Il y a une éternité qu'on avait vu les Who à Montréal. On se souvient vaguement du saccage d'une chambre d'hôtel, d'un spectacle annulé au Stade olympique, et c'est à Ottawa qu'il avait fallu aller les voir jouer leur premier nouvel album en deux décennies, Endless Wire, en 2006.

À l'époque, Pete Townshend avait dit qu'il ne serait pas remonté sur scène sans un nouveau disque. Endless Wire faisait un clin d'oeil au passé glorieux du groupe britannique avec son mini-opéra rock Wire and Glass, qui n'a pas tout à fait connu le succès de Tommy, disons.

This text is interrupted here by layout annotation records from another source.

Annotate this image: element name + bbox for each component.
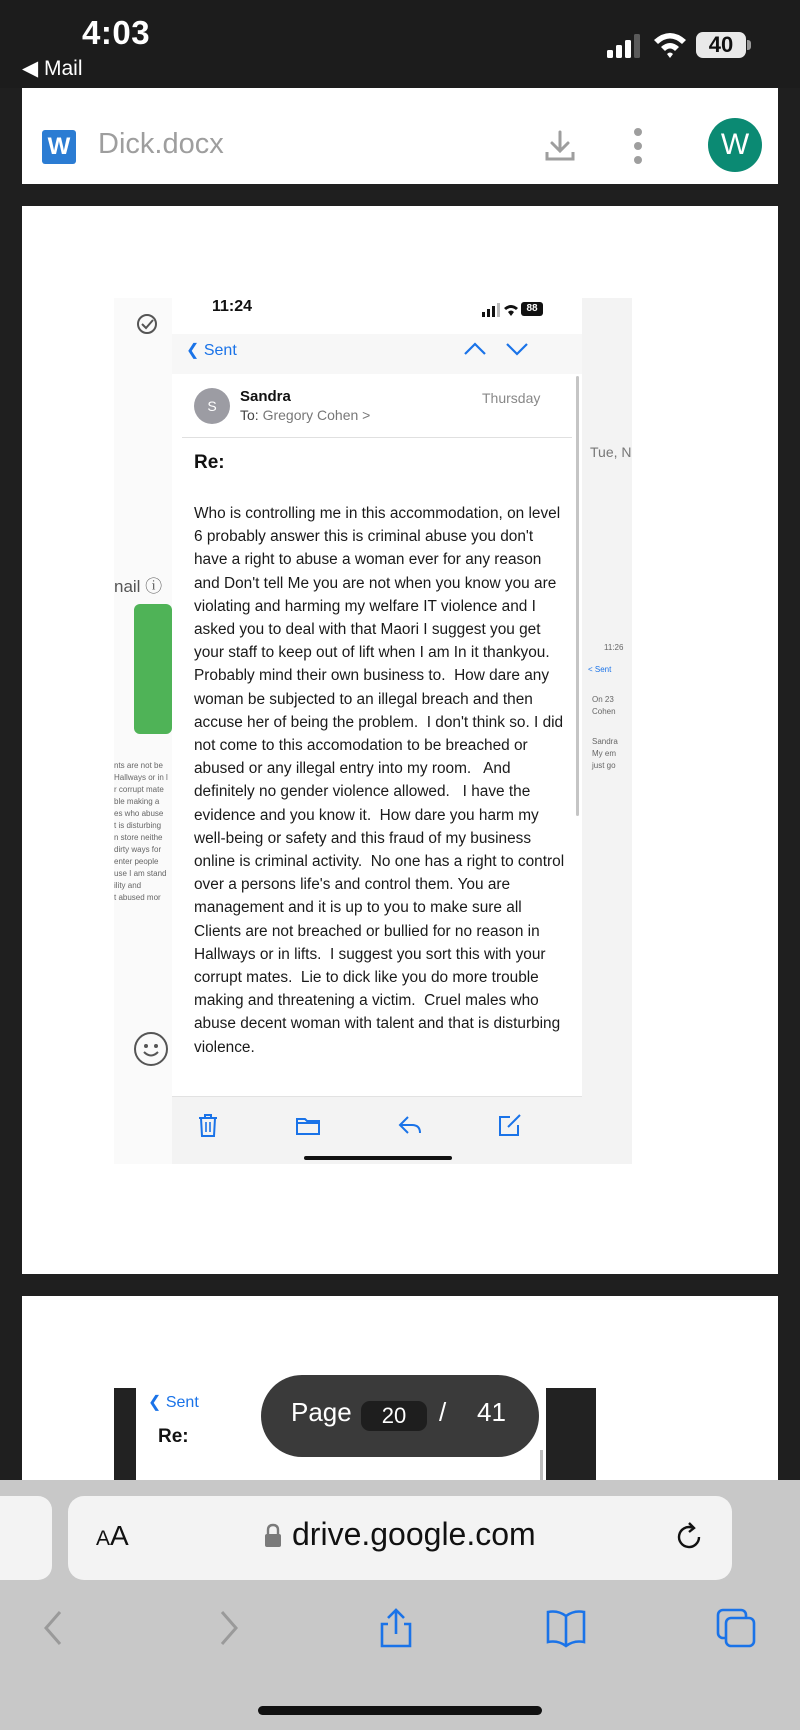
compose-check-icon [136,312,160,336]
background-screenshot-right [582,298,632,1164]
phone-battery: 88 [521,302,543,316]
battery-level: 40 [696,32,746,58]
phone-scrollbar [576,376,579,816]
compose-icon[interactable] [496,1111,524,1139]
home-indicator [258,1706,542,1715]
download-icon[interactable] [542,128,578,164]
email-subject: Re: [194,452,225,473]
battery-tip [747,40,751,50]
background-screenshot-left [114,298,172,1164]
reload-icon[interactable] [672,1520,706,1554]
reader-aa-button[interactable]: AA [96,1520,129,1551]
emoji-icon [132,1030,170,1068]
background-date: Tue, N [590,444,632,460]
lock-icon [264,1522,282,1550]
phone-status-bar [172,298,582,334]
back-icon[interactable] [32,1606,76,1650]
status-time: 4:03 [82,14,151,51]
email-header [182,374,572,438]
email-toolbar [172,1096,582,1164]
current-page-number[interactable]: 20 [361,1401,427,1431]
address-bar[interactable] [68,1496,732,1580]
background-bubble [134,604,172,734]
ios-status-bar [0,0,800,88]
sender-avatar: S [194,388,230,424]
trash-icon[interactable] [194,1111,222,1139]
sent-back-link[interactable]: ❮ Sent [186,342,237,359]
background-sent: < Sent [588,665,612,674]
previous-tab-card[interactable] [0,1496,52,1580]
phone-time: 11:24 [212,298,253,315]
background-snippet: On 23 Cohen Sandra My em just go [592,695,618,770]
email-screenshot [172,298,582,1164]
next-message-icon[interactable] [504,340,530,358]
previous-message-icon[interactable] [462,340,488,358]
email-subject-next: Re: [158,1426,189,1447]
sent-back-link-next: ❮ Sent [148,1394,199,1411]
phone-home-indicator [304,1156,452,1160]
document-page [22,206,778,1274]
cellular-signal-icon [606,34,642,58]
background-text-column: nts are not be Hallways or in l r corrupt mate ble making a es who abuse t is disturbing n store neithe dirty ways for enter people use I am stand ility and t abused mor [114,761,168,902]
safari-toolbar [0,1480,800,1730]
background-label: nail ⓘ [114,577,163,596]
account-avatar[interactable]: W [708,118,762,172]
total-pages: 41 [477,1397,506,1427]
folder-icon[interactable] [294,1111,322,1139]
embedded-screenshot [114,298,632,1164]
document-title: Dick.docx [98,128,224,160]
back-to-mail-link[interactable]: ◀ Mail [22,57,83,80]
wifi-icon [652,30,688,60]
sender-name: Sandra [240,388,291,405]
email-body: Who is controlling me in this accommodation, on level 6 probably answer this is criminal abuse you don't have a right to abuse a woman ever for any reason and Don't tell Me you are not when you know you are violating and harming my welfare IT violence and I asked you to deal with that Maori I suggest you get your staff to keep out of lift when I am In it thankyou. Probably mind their own business to. How dare any woman be subjected to an illegal breach and then accuse her of being the problem. I don't think so. I did not come to this accomodation to be breached or abused or any illegal entry into my room. And definitely no gender violence allowed. I have the evidence and you know it. How dare you harm my well-being or safety and this fraud of my business online is criminal activity. No one has a right to control over a persons life's and control them. You are management and it is up to you to make sure all Clients are not breached or bullied for no reason in Hallways or in lifts. I suggest you sort this with your corrupt mates. Lie to dick like you do more trouble making and threatening a victim. Cruel males who abuse decent woman with talent and that is disturbing violence. [194,505,565,1056]
page-label: Page [291,1397,352,1427]
bookmarks-icon[interactable] [544,1606,588,1650]
page-separator: / [439,1397,447,1427]
drive-viewer-header [22,88,778,184]
page-indicator[interactable] [261,1375,539,1457]
background-time: 11:26 [604,643,624,652]
share-icon[interactable] [374,1606,418,1650]
email-date: Thursday [482,390,541,406]
reply-icon[interactable] [396,1111,424,1139]
recipient-line: To: Gregory Cohen > [240,407,371,423]
url-text[interactable]: drive.google.com [292,1516,536,1552]
word-file-icon: W [42,130,76,164]
more-vert-icon[interactable] [632,126,644,166]
forward-icon[interactable] [206,1606,250,1650]
tabs-icon[interactable] [714,1606,758,1650]
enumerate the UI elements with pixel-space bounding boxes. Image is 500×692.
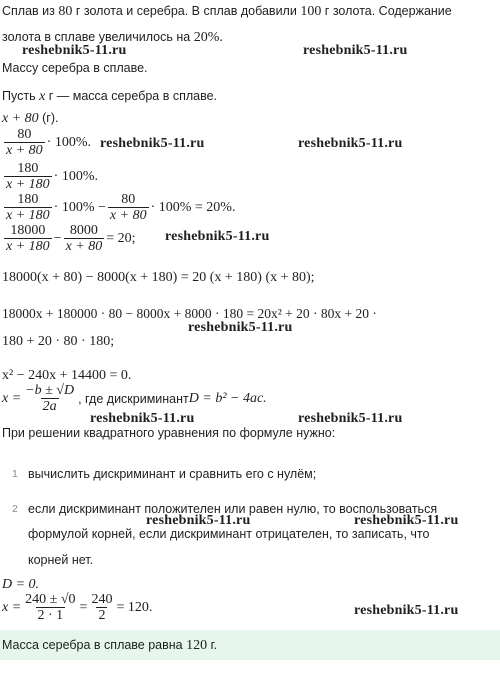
find-line: Массу серебра в сплаве. bbox=[2, 61, 148, 75]
watermark: reshebnik5-11.ru bbox=[303, 43, 408, 58]
problem-text: Сплав из bbox=[2, 4, 59, 18]
numerator: 240 ± √0 bbox=[25, 592, 76, 607]
alloy-mass: 80 bbox=[58, 4, 73, 19]
step-2-line-3: корней нет. bbox=[28, 553, 94, 567]
step-number: 2 bbox=[12, 503, 18, 515]
math-expression: · 100% = 20%. bbox=[150, 199, 236, 215]
fraction-row-4 bbox=[2, 223, 136, 254]
numerator: 180 bbox=[17, 161, 39, 176]
let-text: Пусть bbox=[2, 89, 40, 103]
denominator: x + 180 bbox=[6, 208, 50, 223]
denominator: 2a bbox=[42, 399, 57, 414]
watermark: reshebnik5-11.ru bbox=[354, 603, 459, 618]
math-expression: · 100% − bbox=[53, 199, 106, 215]
variable-x: x bbox=[39, 89, 46, 104]
math-expression: x + 80 bbox=[2, 111, 39, 126]
step-number: 1 bbox=[12, 468, 18, 480]
numerator: −b ± √D bbox=[25, 383, 75, 398]
root-row bbox=[2, 592, 152, 623]
discriminant-formula: D = b² − 4ac. bbox=[188, 390, 267, 406]
equation-6: 18000x + 180000 · 80 − 8000x + 8000 · 180 = 20x² + 20 · 80x + 20 · bbox=[2, 306, 377, 321]
watermark: reshebnik5-11.ru bbox=[354, 513, 459, 528]
problem-text: золота в сплаве увеличилось на bbox=[2, 30, 194, 44]
step-2-line-1: если дискриминант положителен или равен нулю, то воспользоваться bbox=[28, 502, 438, 516]
watermark: reshebnik5-11.ru bbox=[298, 136, 403, 151]
percent-increase: 20%. bbox=[193, 30, 223, 45]
problem-line-1 bbox=[2, 4, 452, 19]
answer-text: Масса серебра в сплаве равна bbox=[2, 638, 187, 652]
fraction-row-3 bbox=[2, 192, 235, 223]
discriminant-zero: D = 0. bbox=[2, 577, 40, 592]
math-expression: − bbox=[53, 230, 62, 246]
answer-text: г. bbox=[207, 638, 218, 652]
watermark: reshebnik5-11.ru bbox=[100, 136, 205, 151]
math-expression: x = bbox=[2, 599, 22, 615]
math-expression: · 100%. bbox=[53, 168, 98, 184]
watermark: reshebnik5-11.ru bbox=[298, 411, 403, 426]
denominator: x + 80 bbox=[109, 208, 147, 223]
fraction bbox=[4, 127, 45, 158]
numerator: 240 bbox=[91, 592, 113, 607]
fraction-row-1 bbox=[2, 127, 91, 158]
problem-text: г золота и серебра. В сплав добавили bbox=[72, 4, 301, 18]
let-line bbox=[2, 89, 217, 104]
fraction bbox=[108, 192, 149, 223]
alloy-expression bbox=[2, 111, 59, 126]
fraction bbox=[4, 223, 52, 254]
problem-text: г золота. Содержание bbox=[321, 4, 452, 18]
math-expression: · 100%. bbox=[46, 134, 91, 150]
fraction bbox=[4, 161, 52, 192]
numerator: 18000 bbox=[10, 223, 46, 238]
fraction-row-2 bbox=[2, 161, 98, 192]
watermark: reshebnik5-11.ru bbox=[146, 513, 251, 528]
math-expression: = 20; bbox=[106, 230, 136, 246]
denominator: x + 80 bbox=[65, 239, 103, 254]
watermark: reshebnik5-11.ru bbox=[188, 320, 293, 335]
denominator: 2 bbox=[98, 608, 106, 623]
equation-8: x² − 240x + 14400 = 0. bbox=[2, 368, 132, 383]
denominator: x + 80 bbox=[6, 143, 43, 158]
numerator: 180 bbox=[17, 192, 39, 207]
watermark: reshebnik5-11.ru bbox=[22, 43, 127, 58]
fraction bbox=[23, 592, 77, 623]
fraction bbox=[89, 592, 114, 623]
rule-intro: При решении квадратного уравнения по формуле нужно: bbox=[2, 426, 336, 440]
answer-value: 120 bbox=[186, 638, 208, 653]
watermark: reshebnik5-11.ru bbox=[90, 411, 195, 426]
watermark: reshebnik5-11.ru bbox=[165, 229, 270, 244]
numerator: 80 bbox=[121, 192, 136, 207]
numerator: 80 bbox=[17, 127, 32, 142]
fraction bbox=[23, 383, 76, 414]
formula-text: , где дискриминант bbox=[78, 391, 189, 406]
equation-5: 18000(x + 80) − 8000(x + 180) = 20 (x + 180) (x + 80); bbox=[2, 270, 315, 285]
equation-7: 180 + 20 · 80 · 180; bbox=[2, 334, 115, 349]
math-expression: = bbox=[79, 599, 88, 615]
denominator: x + 180 bbox=[6, 177, 50, 192]
fraction bbox=[4, 192, 52, 223]
answer-line bbox=[2, 638, 217, 654]
math-expression: x = bbox=[2, 390, 22, 406]
math-expression: = 120. bbox=[116, 599, 153, 615]
unit-text: (г). bbox=[38, 111, 59, 125]
added-gold-mass: 100 bbox=[300, 4, 322, 19]
step-2-line-2: формулой корней, если дискриминант отрицателен, то записать, что bbox=[28, 527, 430, 541]
let-text: г — масса серебра в сплаве. bbox=[45, 89, 218, 103]
quadratic-formula-row bbox=[2, 383, 267, 414]
denominator: 2 · 1 bbox=[37, 608, 64, 623]
step-1-text: вычислить дискриминант и сравнить его с нулём; bbox=[28, 467, 317, 481]
fraction bbox=[64, 223, 105, 254]
numerator: 8000 bbox=[69, 223, 98, 238]
denominator: x + 180 bbox=[6, 239, 50, 254]
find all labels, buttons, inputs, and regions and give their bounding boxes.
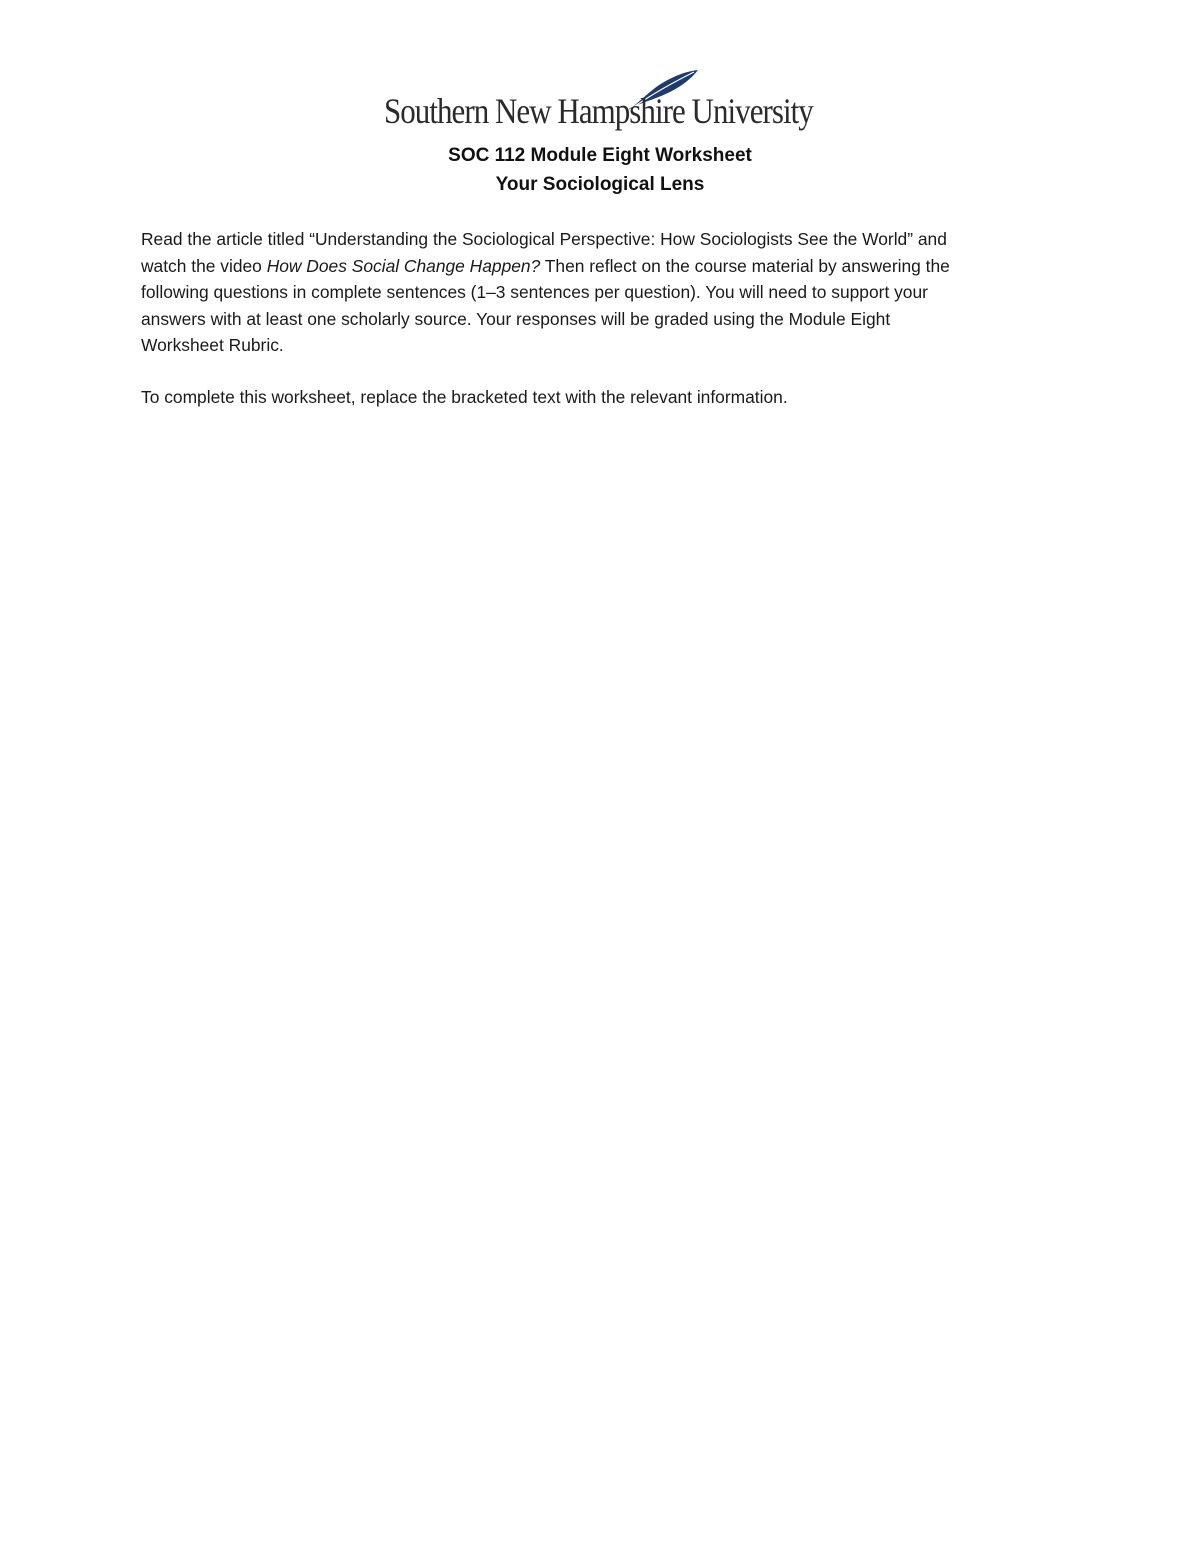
instruction-paragraph [141,384,1071,411]
worksheet-subtitle: Your Sociological Lens [495,174,705,195]
university-logo [384,68,816,138]
intro-line: Read the article titled “Understanding the Sociological Perspective: How Sociologists See the World” and [141,229,947,249]
intro-line [141,253,1071,280]
intro-text: watch the video [141,255,267,276]
video-title: How Does Social Change Happen? [266,255,541,276]
intro-line: following questions in complete sentences (1–3 sentences per question). You will need to support your [141,282,928,302]
intro-text: Then reflect on the course material by answering the [540,255,950,276]
logo-wordmark: Southern New Hampshire University [384,91,813,131]
intro-line: Worksheet Rubric. [141,335,284,355]
instruction-text: To complete this worksheet, replace the bracketed text with the relevant information. [141,387,788,407]
worksheet-title: SOC 112 Module Eight Worksheet [448,145,752,166]
intro-paragraph [141,226,1071,359]
intro-line: answers with at least one scholarly source. Your responses will be graded using the Module Eight [141,308,891,329]
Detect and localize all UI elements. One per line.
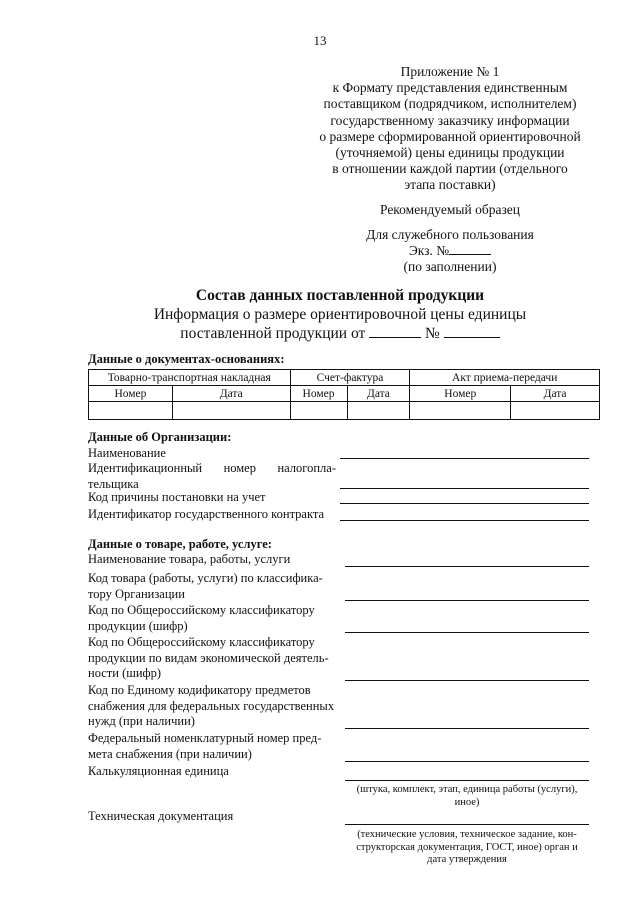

Ironiquement, c'est pour jouer un autre opéra rock des Who qui a presque 40 ans que les deux survivants du groupe, le guitariste Townshend et le chanteur Roger Daltrey, sont finalement revenus à Montréal, hier soir. Malgré ses ambitions avouées, ses qualités musicales indéniables et sa thématique très en phase avec la jeunesse des Who - la quête d'identité d'un jeune Mod dans l'Angleterre des swinging sixties - Quadrophenia n'est pas la fabrique à succès que fut Tommy.

Mais bon, Townshend n'était pas là quand Daltrey a revisité Tommy l'an dernier à Wilfrid-Pelletier, et il faisait bon voir au Centre Bell le leader des Who nous refaire le coup du moulin à vent et tricoter ces riffs qui en ont fait l'un des grands guitaristes rythmiques du rock. Comme on était contents d'entendre, dans I'm One et quelques autres chansons, sa voix indissociable du son des Who, quitte à laisser son jeune frère Simon chanter The Dirty Jobs.

Quadrophenia a été bien servie, probablement mieux qu'il y a 39 ans. Townshend et Daltrey sont entourés de complices solides, dont Pino Palladino à la basse et le batteur Zak «fils de Ringo» Starkey, fan avoué du regretté Keith Moon. Leur envolée pendant la chanson 5:15 a été chaudement applaudie. Et les images des jeunes Who et des faits marquants des années 60 et 70 qui défilaient sur les six écrans tout autour, même si elles étaient parfois racoleuses, servaient bien le propos.

Mais il a fallu patienter jusqu'à la toute dernière chanson de Quadrophenia, l'hymne Love Reign O'er Me, pour que les 8754 spectateurs manifestent vraiment leur présence. Les cinq classiques qui ont suivi (Who Are You, Behind Blue Eyes, Pinball Wizard, Baba O'Reilly et Won't Get Fooled Again), et que certains spectateurs réclamaient avec de plus en plus d'insistance, les ont récompensés de leur patience.

La morale de cette histoire: les années ont passé et les chansons de Quadrophenia n'ont toujours pas leur place au panthéon des Who. Et les servir l'une à la suite de l'autre pendant une heure et demie n'était pas la meilleure façon de renouer avec un public auquel on n'avait pas rendu visite depuis tant d'années.